Im Juni 1992 wurde der Aufbau eines Fahrdienstes für Behinderte und die Einrichtung von neun Plätzen „betreutes Wohnens“ in den Räumen das Altenpflegeheimes auf der Erberstraße 1 vom Kreistag beschlossen.

Am 20. Juni 1994 erklärten der Lebenshilfen Kreisverband Pirna e.V. und Kreis Sebnitz e.V. den Zusammenschluss zur "Lebenshilfe Pirna-Sebnitz e.V." vor dem Hintergrund der bevorstehenden Kreisreform.

Am 1. Juli 1994 übernahm der Verein die Trägerschaft der Wohnstätte Erberstraße 1 in Neustadt, baute in den Folgejahren und eröffnete am 26. November 1996 die noch heute genutzte Wohneinrichtung auf der Berthelsdorfer Straße in Neustadt. Damit erfüllte sich der Wunsch vieler Eltern, die nun ihre Kinder im eigenen Verein gut betreut wussten.

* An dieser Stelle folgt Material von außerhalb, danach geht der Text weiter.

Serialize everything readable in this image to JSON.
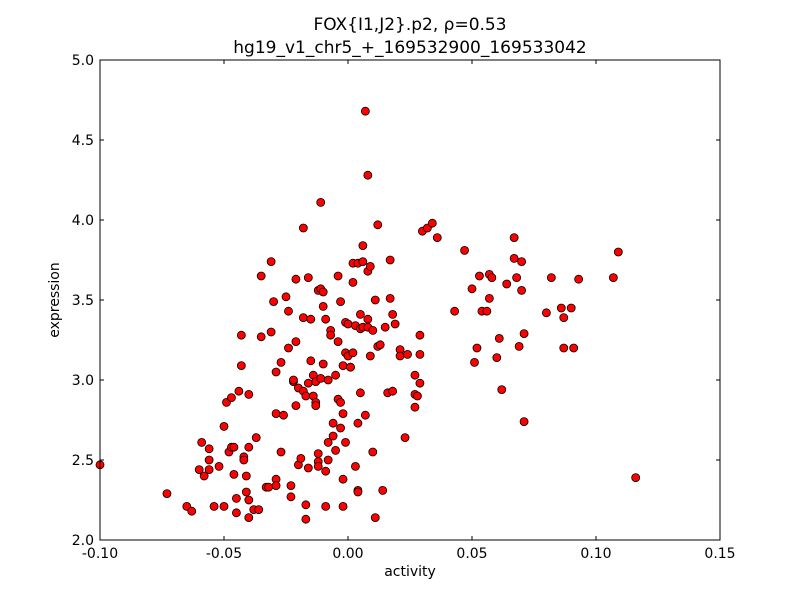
{
  "chart_data": {
    "type": "scatter",
    "title": [
      "FOX{I1,J2}.p2, ρ=0.53",
      "hg19_v1_chr5_+_169532900_169533042"
    ],
    "xlabel": "activity",
    "ylabel": "expression",
    "xlim": [
      -0.1,
      0.15
    ],
    "ylim": [
      2.0,
      5.0
    ],
    "xticks": [
      "-0.10",
      "-0.05",
      "0.00",
      "0.05",
      "0.10",
      "0.15"
    ],
    "yticks": [
      "2.0",
      "2.5",
      "3.0",
      "3.5",
      "4.0",
      "4.5",
      "5.0"
    ],
    "grid": false,
    "marker_color": "#ff0000",
    "marker_edge": "#000000",
    "points": [
      [
        -0.1,
        2.47
      ],
      [
        -0.073,
        2.29
      ],
      [
        -0.065,
        2.21
      ],
      [
        -0.063,
        2.18
      ],
      [
        -0.06,
        2.44
      ],
      [
        -0.059,
        2.61
      ],
      [
        -0.058,
        2.4
      ],
      [
        -0.056,
        2.57
      ],
      [
        -0.056,
        2.5
      ],
      [
        -0.056,
        2.44
      ],
      [
        -0.054,
        2.21
      ],
      [
        -0.052,
        2.46
      ],
      [
        -0.05,
        2.21
      ],
      [
        -0.05,
        2.71
      ],
      [
        -0.049,
        2.86
      ],
      [
        -0.048,
        2.55
      ],
      [
        -0.047,
        2.58
      ],
      [
        -0.047,
        2.89
      ],
      [
        -0.046,
        2.58
      ],
      [
        -0.046,
        2.41
      ],
      [
        -0.045,
        2.26
      ],
      [
        -0.045,
        2.17
      ],
      [
        -0.044,
        2.93
      ],
      [
        -0.043,
        3.28
      ],
      [
        -0.043,
        3.09
      ],
      [
        -0.042,
        2.52
      ],
      [
        -0.042,
        2.5
      ],
      [
        -0.041,
        2.4
      ],
      [
        -0.041,
        2.3
      ],
      [
        -0.04,
        2.25
      ],
      [
        -0.04,
        2.58
      ],
      [
        -0.04,
        2.91
      ],
      [
        -0.04,
        2.14
      ],
      [
        -0.038,
        2.19
      ],
      [
        -0.037,
        2.64
      ],
      [
        -0.036,
        2.19
      ],
      [
        -0.035,
        3.65
      ],
      [
        -0.035,
        3.27
      ],
      [
        -0.031,
        3.74
      ],
      [
        -0.033,
        2.33
      ],
      [
        -0.032,
        2.33
      ],
      [
        -0.031,
        3.3
      ],
      [
        -0.03,
        3.49
      ],
      [
        -0.029,
        2.79
      ],
      [
        -0.029,
        2.38
      ],
      [
        -0.029,
        2.34
      ],
      [
        -0.029,
        3.05
      ],
      [
        -0.027,
        3.11
      ],
      [
        -0.027,
        2.55
      ],
      [
        -0.026,
        2.78
      ],
      [
        -0.025,
        3.52
      ],
      [
        -0.024,
        3.2
      ],
      [
        -0.024,
        3.43
      ],
      [
        -0.023,
        2.34
      ],
      [
        -0.023,
        2.27
      ],
      [
        -0.022,
        2.99
      ],
      [
        -0.022,
        3.0
      ],
      [
        -0.021,
        3.63
      ],
      [
        -0.021,
        2.84
      ],
      [
        -0.021,
        3.24
      ],
      [
        -0.02,
        2.95
      ],
      [
        -0.02,
        2.47
      ],
      [
        -0.019,
        2.51
      ],
      [
        -0.018,
        3.95
      ],
      [
        -0.018,
        2.93
      ],
      [
        -0.018,
        3.39
      ],
      [
        -0.017,
        2.9
      ],
      [
        -0.017,
        2.22
      ],
      [
        -0.017,
        2.13
      ],
      [
        -0.016,
        2.45
      ],
      [
        -0.016,
        2.98
      ],
      [
        -0.016,
        3.64
      ],
      [
        -0.015,
        3.38
      ],
      [
        -0.015,
        3.12
      ],
      [
        -0.014,
        3.03
      ],
      [
        -0.014,
        2.9
      ],
      [
        -0.013,
        2.99
      ],
      [
        -0.013,
        2.86
      ],
      [
        -0.013,
        2.84
      ],
      [
        -0.012,
        2.49
      ],
      [
        -0.012,
        2.54
      ],
      [
        -0.012,
        3.56
      ],
      [
        -0.012,
        2.46
      ],
      [
        -0.011,
        3.01
      ],
      [
        -0.011,
        3.57
      ],
      [
        -0.011,
        4.11
      ],
      [
        -0.01,
        3.1
      ],
      [
        -0.01,
        3.46
      ],
      [
        -0.01,
        3.55
      ],
      [
        -0.009,
        2.43
      ],
      [
        -0.009,
        3.38
      ],
      [
        -0.009,
        2.21
      ],
      [
        -0.008,
        2.5
      ],
      [
        -0.008,
        3.0
      ],
      [
        -0.008,
        2.61
      ],
      [
        -0.007,
        3.31
      ],
      [
        -0.007,
        3.28
      ],
      [
        -0.006,
        2.65
      ],
      [
        -0.006,
        2.73
      ],
      [
        -0.005,
        3.03
      ],
      [
        -0.005,
        2.56
      ],
      [
        -0.004,
        2.88
      ],
      [
        -0.004,
        3.65
      ],
      [
        -0.004,
        3.24
      ],
      [
        -0.003,
        2.86
      ],
      [
        -0.003,
        3.49
      ],
      [
        -0.003,
        2.7
      ],
      [
        -0.002,
        2.38
      ],
      [
        -0.002,
        2.21
      ],
      [
        -0.002,
        3.09
      ],
      [
        -0.002,
        2.79
      ],
      [
        -0.001,
        3.17
      ],
      [
        -0.001,
        3.36
      ],
      [
        -0.001,
        2.61
      ],
      [
        0.0,
        3.15
      ],
      [
        0.0,
        3.35
      ],
      [
        0.001,
        3.08
      ],
      [
        0.001,
        3.08
      ],
      [
        0.002,
        3.17
      ],
      [
        0.002,
        3.73
      ],
      [
        0.002,
        3.61
      ],
      [
        0.003,
        3.34
      ],
      [
        0.003,
        2.46
      ],
      [
        0.004,
        3.73
      ],
      [
        0.004,
        2.31
      ],
      [
        0.004,
        2.3
      ],
      [
        0.004,
        2.73
      ],
      [
        0.005,
        2.92
      ],
      [
        0.005,
        3.41
      ],
      [
        0.005,
        3.32
      ],
      [
        0.006,
        3.33
      ],
      [
        0.006,
        3.84
      ],
      [
        0.006,
        3.74
      ],
      [
        0.007,
        2.78
      ],
      [
        0.007,
        4.68
      ],
      [
        0.008,
        4.28
      ],
      [
        0.008,
        3.68
      ],
      [
        0.008,
        3.38
      ],
      [
        0.008,
        3.33
      ],
      [
        0.009,
        3.15
      ],
      [
        0.009,
        3.71
      ],
      [
        0.01,
        2.55
      ],
      [
        0.01,
        3.31
      ],
      [
        0.011,
        3.5
      ],
      [
        0.011,
        2.14
      ],
      [
        0.012,
        3.97
      ],
      [
        0.012,
        3.21
      ],
      [
        0.013,
        3.22
      ],
      [
        0.014,
        2.31
      ],
      [
        0.015,
        3.33
      ],
      [
        0.016,
        2.92
      ],
      [
        0.017,
        3.51
      ],
      [
        0.017,
        3.75
      ],
      [
        0.018,
        3.41
      ],
      [
        0.018,
        2.93
      ],
      [
        0.019,
        3.35
      ],
      [
        0.021,
        3.19
      ],
      [
        0.021,
        3.15
      ],
      [
        0.023,
        2.64
      ],
      [
        0.024,
        3.16
      ],
      [
        0.027,
        3.03
      ],
      [
        0.027,
        2.83
      ],
      [
        0.027,
        2.91
      ],
      [
        0.028,
        2.9
      ],
      [
        0.029,
        3.28
      ],
      [
        0.029,
        3.16
      ],
      [
        0.029,
        2.98
      ],
      [
        0.03,
        3.93
      ],
      [
        0.032,
        3.95
      ],
      [
        0.034,
        3.98
      ],
      [
        0.036,
        3.89
      ],
      [
        0.043,
        3.43
      ],
      [
        0.047,
        3.81
      ],
      [
        0.05,
        3.57
      ],
      [
        0.051,
        3.11
      ],
      [
        0.052,
        3.2
      ],
      [
        0.053,
        3.65
      ],
      [
        0.054,
        3.43
      ],
      [
        0.056,
        3.43
      ],
      [
        0.057,
        3.51
      ],
      [
        0.057,
        3.66
      ],
      [
        0.058,
        3.64
      ],
      [
        0.06,
        3.14
      ],
      [
        0.061,
        3.26
      ],
      [
        0.062,
        2.94
      ],
      [
        0.064,
        3.6
      ],
      [
        0.067,
        3.89
      ],
      [
        0.067,
        3.76
      ],
      [
        0.068,
        3.64
      ],
      [
        0.07,
        3.56
      ],
      [
        0.069,
        3.21
      ],
      [
        0.07,
        3.74
      ],
      [
        0.071,
        3.29
      ],
      [
        0.071,
        2.74
      ],
      [
        0.08,
        3.42
      ],
      [
        0.082,
        3.64
      ],
      [
        0.086,
        3.45
      ],
      [
        0.087,
        3.39
      ],
      [
        0.087,
        3.2
      ],
      [
        0.09,
        3.45
      ],
      [
        0.091,
        3.2
      ],
      [
        0.093,
        3.63
      ],
      [
        0.107,
        3.64
      ],
      [
        0.109,
        3.8
      ],
      [
        0.116,
        2.39
      ]
    ]
  }
}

Die folgenden Jahre waren durch regelmäßige Erweiterungen der WfB und Umzüge in größere Räume geprägt.

Alle verfolgten eine große Vision – eine neue moderne Werkstatt für Behinderte:

  • ein großes Grundstück, auf dem die neue Werkstatt wachsen kann
  • neue barrierefreie Gebäude mit hellen und freundlichen Räumen
  • mindesten 120 gut ausgestattete Arbeitsplätze
  • gemütliche Räume für Pausen und Erholung
  • zweckmäßige Sanitärbereiche

Durch großes Engagement des damaligen Vorstandsvorsitzenden des „Lebenshilfe für Menschen mit geistiger Behinderung Sebnitz e.V, Herrn Beger, und vieler beteiligter Eltern war dieses Ziel im Jahr 1999 erreicht.

Die „Hohwald-Werkstätten“ konnten am 1. Juli 1999 auf der Heinrich-Hertz-Straße 2 in Neustadt feierlich eröffnet werden und wurden seither kontinuierlich weiter entwickelt.

Die beiden Schrittmacher des Lebenshilfe-Vereins in Sebnitz, Herr Grundmann und Herr Beger, sind inzwischen leider verstorben. Andere Gründungsmitglieder haben das direkte Wirkungsfeld altersbedingt in andere Hände gegeben. Junge und kompetente Fachkräfte sind an ihre Stelle getreten und führen ihr Lebenswerk fort.

Unser gemeinsamer Rückblick führt uns zum Schluss: Alle Mühen und jeder Einsatz haben sich gelohnt - wir sind stolz auf unser Erreichtes!